Robert Harwood writes: 'New Orleans, of course, is famous for its funerals. Bold clothing marked both the gambler and the pimp as men who stood outside the normal rules of society, and served as primary indicators of their status. Given the continuous quest to impress colleagues and competition, the insistence on flashy attire in the coffin seems almost reasonable. Louis Armstrong was a prolific writer but he mentioned St James Infirmary only once, and that was in relation to the Stetson hat. While still a young man in New Orleans, he had dressed in his best clothes to play in the funeral of a member of his club, the Tammany Social Aid and Pleasure Club. “I had on a brand new Stetson hat (like the one in St James Infirmary), my fine black suit and new patent leather shoes. Believe me, I was a sharp cat’. Unfortunately his girlfriend Daisy saw him chatting with a young woman whom he ‘used to sweetheart’ and came after him with a razor. Wisely Louis ran away – but in doing so his hat fell off.
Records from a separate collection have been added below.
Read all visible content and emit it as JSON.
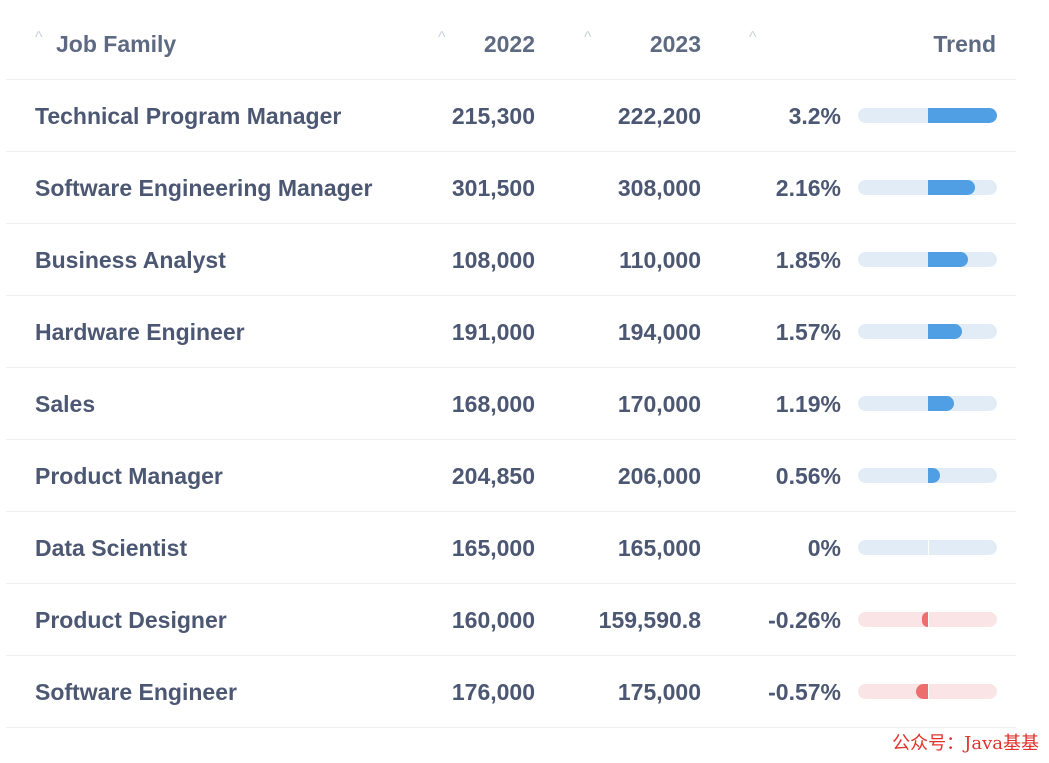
{
  "table": {
    "columns": {
      "job_family": "Job Family",
      "y2022": "2022",
      "y2023": "2023",
      "trend": "Trend"
    },
    "rows": [
      {
        "job": "Technical Program Manager",
        "v2022": "215,300",
        "v2023": "222,200",
        "pct": "3.2%",
        "trend": 3.2
      },
      {
        "job": "Software Engineering Manager",
        "v2022": "301,500",
        "v2023": "308,000",
        "pct": "2.16%",
        "trend": 2.16
      },
      {
        "job": "Business Analyst",
        "v2022": "108,000",
        "v2023": "110,000",
        "pct": "1.85%",
        "trend": 1.85
      },
      {
        "job": "Hardware Engineer",
        "v2022": "191,000",
        "v2023": "194,000",
        "pct": "1.57%",
        "trend": 1.57
      },
      {
        "job": "Sales",
        "v2022": "168,000",
        "v2023": "170,000",
        "pct": "1.19%",
        "trend": 1.19
      },
      {
        "job": "Product Manager",
        "v2022": "204,850",
        "v2023": "206,000",
        "pct": "0.56%",
        "trend": 0.56
      },
      {
        "job": "Data Scientist",
        "v2022": "165,000",
        "v2023": "165,000",
        "pct": "0%",
        "trend": 0
      },
      {
        "job": "Product Designer",
        "v2022": "160,000",
        "v2023": "159,590.8",
        "pct": "-0.26%",
        "trend": -0.26
      },
      {
        "job": "Software Engineer",
        "v2022": "176,000",
        "v2023": "175,000",
        "pct": "-0.57%",
        "trend": -0.57
      }
    ],
    "trend_max": 3.2
  },
  "colors": {
    "positive_bar": "#509ee3",
    "positive_track": "#e2ecf7",
    "negative_bar": "#ed6e6e",
    "negative_track": "#fbe4e5"
  },
  "watermark": "公众号：Java基基"
}
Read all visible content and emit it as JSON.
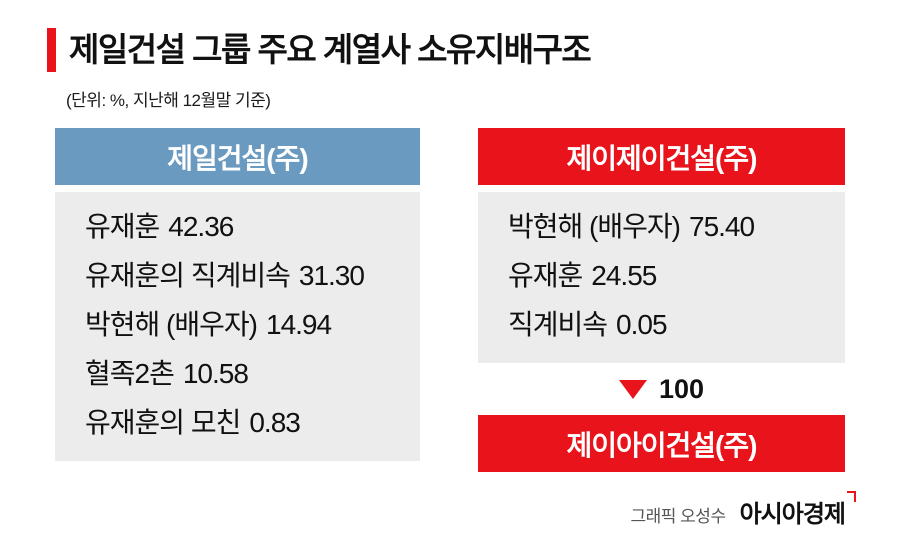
{
  "title": {
    "text": "제일건설 그룹 주요 계열사 소유지배구조",
    "unit_note": "(단위: %, 지난해 12월말 기준)"
  },
  "panels": {
    "jeil": {
      "header": "제일건설(주)",
      "rows": [
        {
          "label": "유재훈",
          "value": "42.36"
        },
        {
          "label": "유재훈의 직계비속",
          "value": "31.30"
        },
        {
          "label": "박현해 (배우자)",
          "value": "14.94"
        },
        {
          "label": "혈족2촌",
          "value": "10.58"
        },
        {
          "label": "유재훈의 모친",
          "value": "0.83"
        }
      ]
    },
    "jj": {
      "header": "제이제이건설(주)",
      "rows": [
        {
          "label": "박현해 (배우자)",
          "value": "75.40"
        },
        {
          "label": "유재훈",
          "value": "24.55"
        },
        {
          "label": "직계비속",
          "value": "0.05"
        }
      ],
      "ownership_arrow": {
        "icon": "down-triangle-icon",
        "value": "100"
      },
      "subsidiary_header": "제이아이건설(주)"
    }
  },
  "footer": {
    "credit": "그래픽 오성수",
    "logo": "아시아경제"
  },
  "colors": {
    "accent_red": "#e8131b",
    "header_blue": "#6a9abf",
    "panel_gray": "#ececec"
  }
}
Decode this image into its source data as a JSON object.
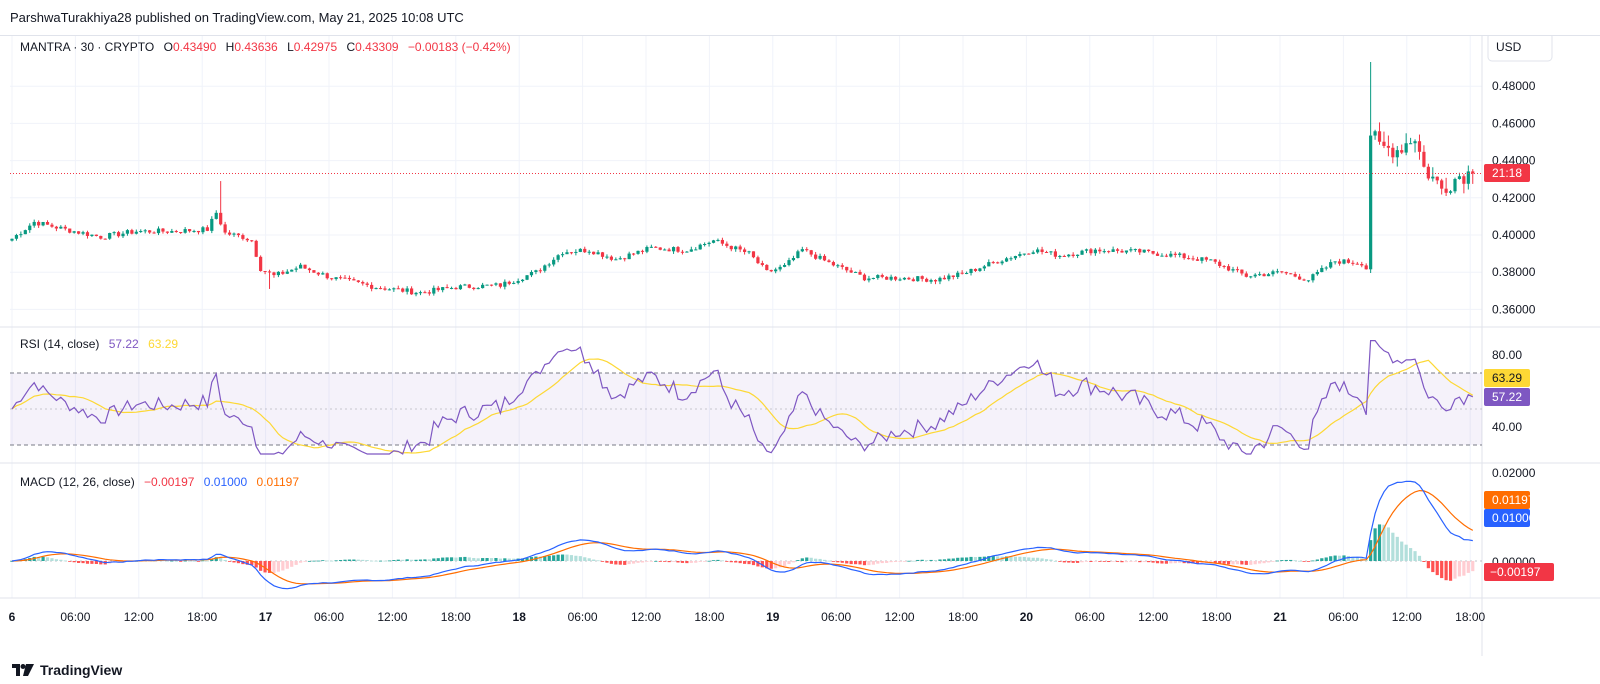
{
  "header": {
    "publisher_line": "ParshwaTurakhiya28 published on TradingView.com, May 21, 2025 10:08 UTC"
  },
  "footer": {
    "brand": "TradingView"
  },
  "colors": {
    "up": "#089981",
    "down": "#f23645",
    "rsi": "#7e57c2",
    "rsi_ma": "#fdd835",
    "macd": "#2962ff",
    "signal": "#ff6d00",
    "grid": "#f0f3fa"
  },
  "main_pane": {
    "symbol": "MANTRA · 30 · CRYPTO",
    "ohlc": {
      "o_label": "O",
      "o": "0.43490",
      "h_label": "H",
      "h": "0.43636",
      "l_label": "L",
      "l": "0.42975",
      "c_label": "C",
      "c": "0.43309",
      "change": "−0.00183 (−0.42%)"
    },
    "currency": "USD",
    "price_ticks": [
      "0.48000",
      "0.46000",
      "0.44000",
      "0.42000",
      "0.40000",
      "0.38000",
      "0.36000"
    ],
    "last_price_time": "21:18"
  },
  "rsi_pane": {
    "title": "RSI (14, close)",
    "rsi_value": "57.22",
    "ma_value": "63.29",
    "ticks": [
      "80.00",
      "40.00"
    ]
  },
  "macd_pane": {
    "title": "MACD (12, 26, close)",
    "hist_value": "−0.00197",
    "macd_value": "0.01000",
    "signal_value": "0.01197",
    "ticks": [
      "0.02000",
      "0.00000"
    ]
  },
  "time_axis": [
    "6",
    "06:00",
    "12:00",
    "18:00",
    "17",
    "06:00",
    "12:00",
    "18:00",
    "18",
    "06:00",
    "12:00",
    "18:00",
    "19",
    "06:00",
    "12:00",
    "18:00",
    "20",
    "06:00",
    "12:00",
    "18:00",
    "21",
    "06:00",
    "12:00",
    "18:00"
  ],
  "chart_data": [
    {
      "type": "candlestick",
      "title": "MANTRA · 30 · CRYPTO",
      "y_unit": "USD",
      "ylim": [
        0.35,
        0.495
      ],
      "x_start": "May 16, 2025 ~00:00 UTC",
      "interval": "30m",
      "price_anchors": [
        [
          0,
          0.398
        ],
        [
          5,
          0.407
        ],
        [
          12,
          0.403
        ],
        [
          20,
          0.399
        ],
        [
          28,
          0.402
        ],
        [
          36,
          0.402
        ],
        [
          44,
          0.403
        ],
        [
          46,
          0.412
        ],
        [
          48,
          0.401
        ],
        [
          52,
          0.399
        ],
        [
          54,
          0.397
        ],
        [
          56,
          0.382
        ],
        [
          59,
          0.378
        ],
        [
          65,
          0.383
        ],
        [
          72,
          0.377
        ],
        [
          82,
          0.372
        ],
        [
          92,
          0.369
        ],
        [
          100,
          0.372
        ],
        [
          110,
          0.373
        ],
        [
          118,
          0.38
        ],
        [
          124,
          0.391
        ],
        [
          130,
          0.392
        ],
        [
          136,
          0.387
        ],
        [
          144,
          0.393
        ],
        [
          152,
          0.392
        ],
        [
          158,
          0.397
        ],
        [
          166,
          0.39
        ],
        [
          170,
          0.38
        ],
        [
          174,
          0.383
        ],
        [
          178,
          0.392
        ],
        [
          184,
          0.385
        ],
        [
          192,
          0.377
        ],
        [
          200,
          0.377
        ],
        [
          208,
          0.376
        ],
        [
          214,
          0.379
        ],
        [
          222,
          0.386
        ],
        [
          230,
          0.392
        ],
        [
          236,
          0.389
        ],
        [
          244,
          0.392
        ],
        [
          254,
          0.391
        ],
        [
          262,
          0.389
        ],
        [
          270,
          0.386
        ],
        [
          278,
          0.378
        ],
        [
          286,
          0.38
        ],
        [
          292,
          0.376
        ],
        [
          298,
          0.386
        ],
        [
          304,
          0.385
        ],
        [
          305,
          0.382
        ],
        [
          306,
          0.455
        ],
        [
          308,
          0.447
        ],
        [
          312,
          0.446
        ],
        [
          316,
          0.453
        ],
        [
          318,
          0.436
        ],
        [
          322,
          0.425
        ],
        [
          326,
          0.432
        ],
        [
          328,
          0.433
        ]
      ],
      "spike_high": 0.493,
      "last_close": 0.43309
    },
    {
      "type": "line",
      "title": "RSI (14, close)",
      "ylim": [
        20,
        90
      ],
      "bands": {
        "upper": 70,
        "middle": 50,
        "lower": 30
      },
      "series": [
        {
          "name": "RSI",
          "last": 57.22
        },
        {
          "name": "RSI-based MA",
          "last": 63.29
        }
      ]
    },
    {
      "type": "line+bar",
      "title": "MACD (12, 26, close)",
      "ylim": [
        -0.0055,
        0.0205
      ],
      "series": [
        {
          "name": "MACD",
          "last": 0.01
        },
        {
          "name": "Signal",
          "last": 0.01197
        },
        {
          "name": "Histogram",
          "last": -0.00197
        }
      ]
    }
  ]
}
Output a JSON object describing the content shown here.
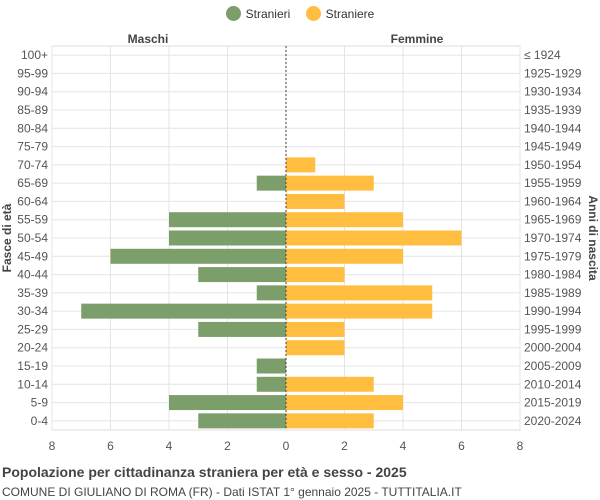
{
  "legend": {
    "items": [
      {
        "label": "Stranieri",
        "color": "#7b9e6b"
      },
      {
        "label": "Straniere",
        "color": "#ffbe40"
      }
    ]
  },
  "caption": {
    "title": "Popolazione per cittadinanza straniera per età e sesso - 2025",
    "subtitle": "COMUNE DI GIULIANO DI ROMA (FR) - Dati ISTAT 1° gennaio 2025 - TUTTITALIA.IT"
  },
  "chart_data": {
    "type": "bar",
    "orientation": "horizontal-population-pyramid",
    "left_header": "Maschi",
    "right_header": "Femmine",
    "ylabel_left": "Fasce di età",
    "ylabel_right": "Anni di nascita",
    "x_ticks": [
      "8",
      "6",
      "4",
      "2",
      "0",
      "2",
      "4",
      "6",
      "8"
    ],
    "xlim": [
      -8,
      8
    ],
    "grid": true,
    "legend_position": "top-center",
    "categories": [
      "100+",
      "95-99",
      "90-94",
      "85-89",
      "80-84",
      "75-79",
      "70-74",
      "65-69",
      "60-64",
      "55-59",
      "50-54",
      "45-49",
      "40-44",
      "35-39",
      "30-34",
      "25-29",
      "20-24",
      "15-19",
      "10-14",
      "5-9",
      "0-4"
    ],
    "birth_years": [
      "≤ 1924",
      "1925-1929",
      "1930-1934",
      "1935-1939",
      "1940-1944",
      "1945-1949",
      "1950-1954",
      "1955-1959",
      "1960-1964",
      "1965-1969",
      "1970-1974",
      "1975-1979",
      "1980-1984",
      "1985-1989",
      "1990-1994",
      "1995-1999",
      "2000-2004",
      "2005-2009",
      "2010-2014",
      "2015-2019",
      "2020-2024"
    ],
    "series": [
      {
        "name": "Stranieri",
        "color": "#7b9e6b",
        "values": [
          0,
          0,
          0,
          0,
          0,
          0,
          0,
          1,
          0,
          4,
          4,
          6,
          3,
          1,
          7,
          3,
          0,
          1,
          1,
          4,
          3
        ]
      },
      {
        "name": "Straniere",
        "color": "#ffbe40",
        "values": [
          0,
          0,
          0,
          0,
          0,
          0,
          1,
          3,
          2,
          4,
          6,
          4,
          2,
          5,
          5,
          2,
          2,
          0,
          3,
          4,
          3
        ]
      }
    ]
  }
}
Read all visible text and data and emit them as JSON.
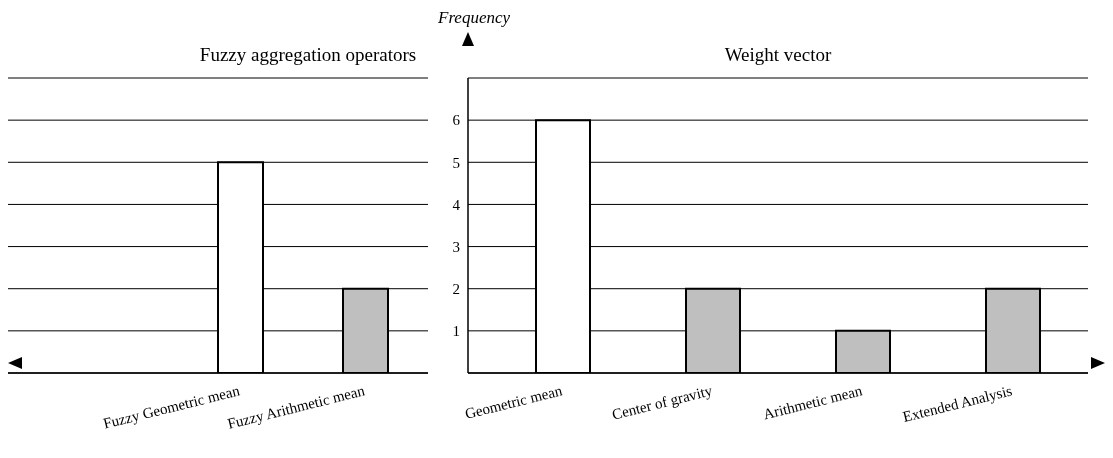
{
  "chart_data": [
    {
      "type": "bar",
      "title": "Fuzzy aggregation operators",
      "categories": [
        "Fuzzy Geometric mean",
        "Fuzzy Arithmetic mean"
      ],
      "values": [
        5,
        2
      ],
      "colors": [
        "#ffffff",
        "#bfbfbf"
      ],
      "ylim": [
        0,
        7
      ],
      "yticks": [
        1,
        2,
        3,
        4,
        5,
        6
      ],
      "grid": "y",
      "tick_labels": "x"
    },
    {
      "type": "bar",
      "title": "Weight vector",
      "ylabel": "Frequency",
      "categories": [
        "Geometric mean",
        "Center of gravity",
        "Arithmetic mean",
        "Extended Analysis"
      ],
      "values": [
        6,
        2,
        1,
        2
      ],
      "colors": [
        "#ffffff",
        "#bfbfbf",
        "#bfbfbf",
        "#bfbfbf"
      ],
      "ylim": [
        0,
        7
      ],
      "yticks": [
        1,
        2,
        3,
        4,
        5,
        6
      ],
      "grid": "y"
    }
  ]
}
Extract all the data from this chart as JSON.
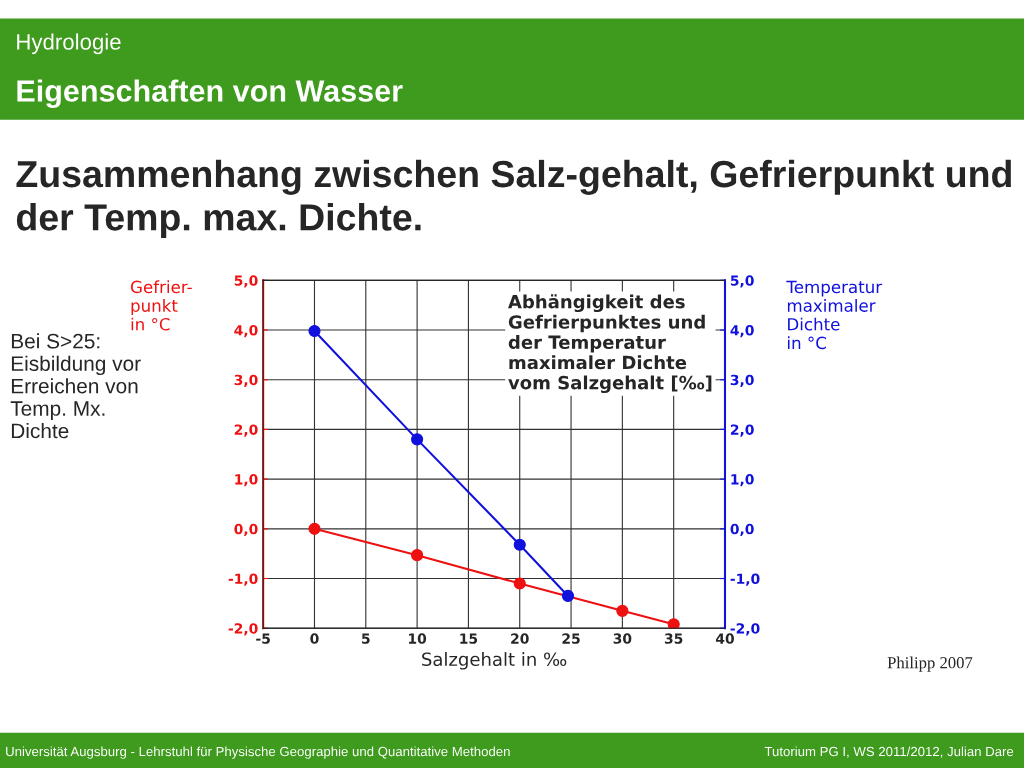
{
  "chart_data": {
    "type": "line",
    "title": "Zusammenhang zwischen Salz-gehalt, Gefrierpunkt und der Temp. max. Dichte.",
    "xlabel": "Salzgehalt in ‰",
    "ylabel": "Gefrier-\npunkt\nin °C",
    "y2label": "Temperatur\nmaximaler\nDichte\nin °C",
    "series": [
      {
        "color": "#ee1111",
        "x": [
          0,
          10,
          20,
          30,
          35
        ],
        "values": [
          0,
          -0.53,
          -1.1,
          -1.65,
          -1.92
        ]
      },
      {
        "color": "#1111dd",
        "axis": "y2",
        "x": [
          0,
          10,
          20,
          24.7
        ],
        "values": [
          3.98,
          1.8,
          -0.32,
          -1.35
        ]
      }
    ],
    "xlim": [
      -5,
      40
    ],
    "xticks": [
      -5,
      0,
      5,
      10,
      15,
      20,
      25,
      30,
      35,
      40
    ],
    "ylim": [
      -2,
      5
    ],
    "yticks": [
      {
        "value": -2,
        "label": "-2,0"
      },
      {
        "value": -1,
        "label": "-1,0"
      },
      {
        "value": 0,
        "label": "0,0"
      },
      {
        "value": 1,
        "label": "1,0"
      },
      {
        "value": 2,
        "label": "2,0"
      },
      {
        "value": 3,
        "label": "3,0"
      },
      {
        "value": 4,
        "label": "4,0"
      },
      {
        "value": 5,
        "label": "5,0"
      }
    ],
    "y2lim": [
      -2,
      5
    ],
    "y2ticks": [
      {
        "value": -2,
        "label": "-2,0"
      },
      {
        "value": -1,
        "label": "-1,0"
      },
      {
        "value": 0,
        "label": "0,0"
      },
      {
        "value": 1,
        "label": "1,0"
      },
      {
        "value": 2,
        "label": "2,0"
      },
      {
        "value": 3,
        "label": "3,0"
      },
      {
        "value": 4,
        "label": "4,0"
      },
      {
        "value": 5,
        "label": "5,0"
      }
    ],
    "grid": true,
    "marker": "circle",
    "line_style": "solid",
    "annotations": [
      "Hydrologie",
      "Eigenschaften von Wasser",
      "Abhängigkeit des\nGefrierpunktes und\nder Temperatur\nmaximaler Dichte\nvom Salzgehalt [‰]",
      "Bei S>25:\nEisbildung vor\nErreichen von\nTemp. Mx.\nDichte",
      "Philipp 2007",
      "Universität Augsburg - Lehrstuhl für Physische Geographie und Quantitative Methoden",
      "Tutorium PG I, WS 2011/2012, Julian Dare"
    ]
  }
}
Daisy cut it to ribbons.’

​

The more one looks, the more one finds different versions of The Unfortunate Rake and of various St James Infirmaries, but the general consensus seems to be that it started with The Unfortunate Rake and was then varied as the folk song travelled. Ironically there is a St James Infirmary in San Franciso which is part of the organisation NSWP a global network of sex work projects covering North America and the Caribbean working with 'current, former and transitioning sex workers of all genders and sexual orientations, their primary partners and their adolescent children'. (click here) - the Rake would no doubt have approved!

​

Get six gamblers to carry my coffin
Six chorus girls to sing me a song
Put a twenty-piece jazz band on my tail gate
To raise Hell as we go along

​

Now that's the end of my story
Let's have another round of booze
And if anyone should ask you just tell them
I've got the St. James Infirmary blues.